Dass eine solche vom ausführenden Maler selbst durchgeführte, nachträgliche Aktualisierung in der Malerei der frühen Neuzeit nichts Ungewöhnliches ist, zeigt Sander in seinem Beitrag in 'Forschung Frankfurt' an einem zweiten Beispiel; einem niederländischen Altarbild aus dem ersten Drittel des 16. Jahrhunderts, das im Besitz der evangelischen Matthäuskirche in Frankfurt ist und bisher ein von der kunsthistorischen Forschung gänzlich unbeachtetes Schattendasein fristete. Um dringend notwendige konservatorische Maßnahmen durchzuführen, befindet sich das Altarbild zurzeit in der Gemälde-Restaurierungswerkstatt des Städel Museums. Nach Abschluss der Restaurierung wird es als Dauerleihgabe der Matthäuskirchengemeinde in die Gemäldegalerie des Städel einziehen und die dortige hochkarätige Sammlung niederländischer Malerei des 15. und 16. Jahrhunderts verstärken.

Während das Mittelbild die Kreuzigung Christi vielfigurig vor einem weiten Landschaftspanorama entfaltet, zeigen die Flügelinnenseiten die männlichen beziehungsweise die weiblichen Mitglieder der Stifterfamilie in der Obhut von Heiligen. Den Konventionen der Zeit entsprechend sind die Männer auf dem ranghöheren linken Flügel, zur Rechten des gekreuzigten Christus auf der Mitteltafel, die Frauen auf dem rangniederen rechten Flügel dargestellt. Des Weiteren erscheinen die zum Zeitpunkt der Ausführung des Altarbildes noch lebenden Kinder in einem deutlich größeren Figurenmaßstab als die bereits verstorbenen. "Wie die Infrarot-Aufnahme zeigt, sind nicht alle Figuren von Anfang an in ihrer heutigen Position im Bild vorgesehen gewesen, ja, einige Figuren sind sogar erst nachträglich ins Bild gesetzt worden", hat Sander zeigen können. Und auch dahinter steckt eine spannende Familiengeschichte, wie der Kunsthistoriker in seinem Beitrag ausführt. "Die am Infrarot-Befund so klar nachvollziehbare sukzessive Einfügung weiterer Stifterfiguren verdeutlicht eindrü cklich die Memorialfunktion, die das Altarbild am Begräbnisort der Sippe erfüllen sollte; die Bildnisse sollten sicherstellen, dass die Dargestellten ins liturgische Totengedächtnis eingeschlossen wurden."
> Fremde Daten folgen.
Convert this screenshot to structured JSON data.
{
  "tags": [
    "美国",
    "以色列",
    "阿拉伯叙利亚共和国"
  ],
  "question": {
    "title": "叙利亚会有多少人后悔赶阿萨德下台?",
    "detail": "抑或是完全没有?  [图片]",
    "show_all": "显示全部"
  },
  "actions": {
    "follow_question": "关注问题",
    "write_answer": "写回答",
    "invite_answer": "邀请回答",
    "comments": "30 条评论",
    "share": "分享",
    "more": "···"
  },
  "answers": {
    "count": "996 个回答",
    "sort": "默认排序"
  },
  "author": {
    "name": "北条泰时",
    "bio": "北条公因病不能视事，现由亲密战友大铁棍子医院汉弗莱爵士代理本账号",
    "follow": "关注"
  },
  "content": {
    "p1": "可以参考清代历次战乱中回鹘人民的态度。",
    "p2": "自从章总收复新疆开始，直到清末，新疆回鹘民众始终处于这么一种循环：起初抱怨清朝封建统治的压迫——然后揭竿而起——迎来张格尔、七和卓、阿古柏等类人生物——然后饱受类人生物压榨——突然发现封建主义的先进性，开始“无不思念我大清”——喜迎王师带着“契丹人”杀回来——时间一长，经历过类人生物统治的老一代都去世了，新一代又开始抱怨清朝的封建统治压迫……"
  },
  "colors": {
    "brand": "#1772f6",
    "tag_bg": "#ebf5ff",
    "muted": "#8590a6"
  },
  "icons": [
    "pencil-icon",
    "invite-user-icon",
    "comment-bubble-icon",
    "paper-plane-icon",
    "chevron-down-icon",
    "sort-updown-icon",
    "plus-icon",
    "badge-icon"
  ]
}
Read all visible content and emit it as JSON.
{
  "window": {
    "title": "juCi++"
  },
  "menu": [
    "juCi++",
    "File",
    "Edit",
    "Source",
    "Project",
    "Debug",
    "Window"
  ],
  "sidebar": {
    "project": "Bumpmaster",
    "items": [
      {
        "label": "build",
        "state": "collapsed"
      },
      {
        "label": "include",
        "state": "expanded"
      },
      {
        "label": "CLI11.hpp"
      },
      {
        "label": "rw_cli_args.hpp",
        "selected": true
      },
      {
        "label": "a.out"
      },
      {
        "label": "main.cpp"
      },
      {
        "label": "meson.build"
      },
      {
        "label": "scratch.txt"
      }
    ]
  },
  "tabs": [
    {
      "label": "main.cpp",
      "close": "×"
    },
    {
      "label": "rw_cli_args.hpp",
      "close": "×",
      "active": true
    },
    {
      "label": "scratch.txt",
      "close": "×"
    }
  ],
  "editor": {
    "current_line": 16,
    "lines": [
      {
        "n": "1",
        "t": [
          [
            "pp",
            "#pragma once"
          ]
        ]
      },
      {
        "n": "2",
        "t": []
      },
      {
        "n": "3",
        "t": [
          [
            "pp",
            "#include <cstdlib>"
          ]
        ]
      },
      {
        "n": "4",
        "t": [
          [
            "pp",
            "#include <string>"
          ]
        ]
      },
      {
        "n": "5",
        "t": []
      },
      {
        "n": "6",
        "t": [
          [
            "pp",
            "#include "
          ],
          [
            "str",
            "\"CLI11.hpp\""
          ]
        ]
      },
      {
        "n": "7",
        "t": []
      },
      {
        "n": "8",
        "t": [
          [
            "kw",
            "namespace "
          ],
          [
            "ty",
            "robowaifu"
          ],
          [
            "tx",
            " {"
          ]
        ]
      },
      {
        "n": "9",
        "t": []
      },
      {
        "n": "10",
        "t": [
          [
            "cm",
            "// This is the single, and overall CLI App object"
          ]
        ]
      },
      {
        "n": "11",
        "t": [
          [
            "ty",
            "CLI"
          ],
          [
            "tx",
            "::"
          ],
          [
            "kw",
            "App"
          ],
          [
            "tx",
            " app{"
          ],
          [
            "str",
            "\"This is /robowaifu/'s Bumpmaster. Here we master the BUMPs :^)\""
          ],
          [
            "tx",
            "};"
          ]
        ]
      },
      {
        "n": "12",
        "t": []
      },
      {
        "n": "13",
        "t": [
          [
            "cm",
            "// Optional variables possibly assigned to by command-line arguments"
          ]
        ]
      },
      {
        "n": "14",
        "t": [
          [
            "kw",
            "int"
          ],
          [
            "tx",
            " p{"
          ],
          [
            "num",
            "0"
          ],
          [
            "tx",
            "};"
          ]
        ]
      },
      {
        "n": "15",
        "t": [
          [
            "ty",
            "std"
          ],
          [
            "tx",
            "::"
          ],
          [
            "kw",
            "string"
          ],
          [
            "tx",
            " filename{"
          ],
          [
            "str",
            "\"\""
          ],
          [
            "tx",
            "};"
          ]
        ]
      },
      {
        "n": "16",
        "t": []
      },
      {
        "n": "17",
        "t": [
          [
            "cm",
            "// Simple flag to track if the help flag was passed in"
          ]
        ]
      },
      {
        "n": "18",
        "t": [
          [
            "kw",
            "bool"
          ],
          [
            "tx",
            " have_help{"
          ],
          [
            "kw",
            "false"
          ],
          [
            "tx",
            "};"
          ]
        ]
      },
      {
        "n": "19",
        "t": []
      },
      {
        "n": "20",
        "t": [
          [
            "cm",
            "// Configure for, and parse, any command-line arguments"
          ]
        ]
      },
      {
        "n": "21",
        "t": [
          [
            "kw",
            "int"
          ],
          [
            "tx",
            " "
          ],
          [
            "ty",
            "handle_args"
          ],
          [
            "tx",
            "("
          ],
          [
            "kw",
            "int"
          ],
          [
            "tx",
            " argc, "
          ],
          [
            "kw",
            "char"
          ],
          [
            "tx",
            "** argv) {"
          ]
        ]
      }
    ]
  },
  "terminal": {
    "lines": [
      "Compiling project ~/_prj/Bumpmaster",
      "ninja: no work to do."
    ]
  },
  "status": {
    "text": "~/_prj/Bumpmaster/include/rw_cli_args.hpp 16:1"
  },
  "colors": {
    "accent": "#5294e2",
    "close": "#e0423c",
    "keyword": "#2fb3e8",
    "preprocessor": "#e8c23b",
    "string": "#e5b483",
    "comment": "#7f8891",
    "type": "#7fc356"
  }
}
Das jetzt verfügbare Infrarot-Bildaufnahmesystem OSIRIS wird in Zukunft intensiv für Forschungsprojekte am Kunstgeschichtlichen Institut der Goethe-Universität eingesetzt werden. Es ermöglicht den zerstörungsfreien Blick in die Bildentstehung und nachfolgende Bildgeschichte von mobilen Tafelbildern und ortsfesten Wandmalereien. "So kann nicht nur die erste zeichnerische Ideenskizze auf dem grundierten Bildträger und die im Detail ausgeführte, vorbereitende Unterzeichnung sowie die anschließende sukzessive malerische Ausführung durch den Künstler selbst nachvollzogen und dokumentiert werden. Gleiches gilt für nachträgliche Veränderungen, seien sie einem späteren Funktions- oder Geschmackswandel oder aber zustandsbedingt ausgeführten Restaurierungen geschuldet", ergänzt der stellvertretende Direktor des Städel und neue Professor an der Goethe-Universität.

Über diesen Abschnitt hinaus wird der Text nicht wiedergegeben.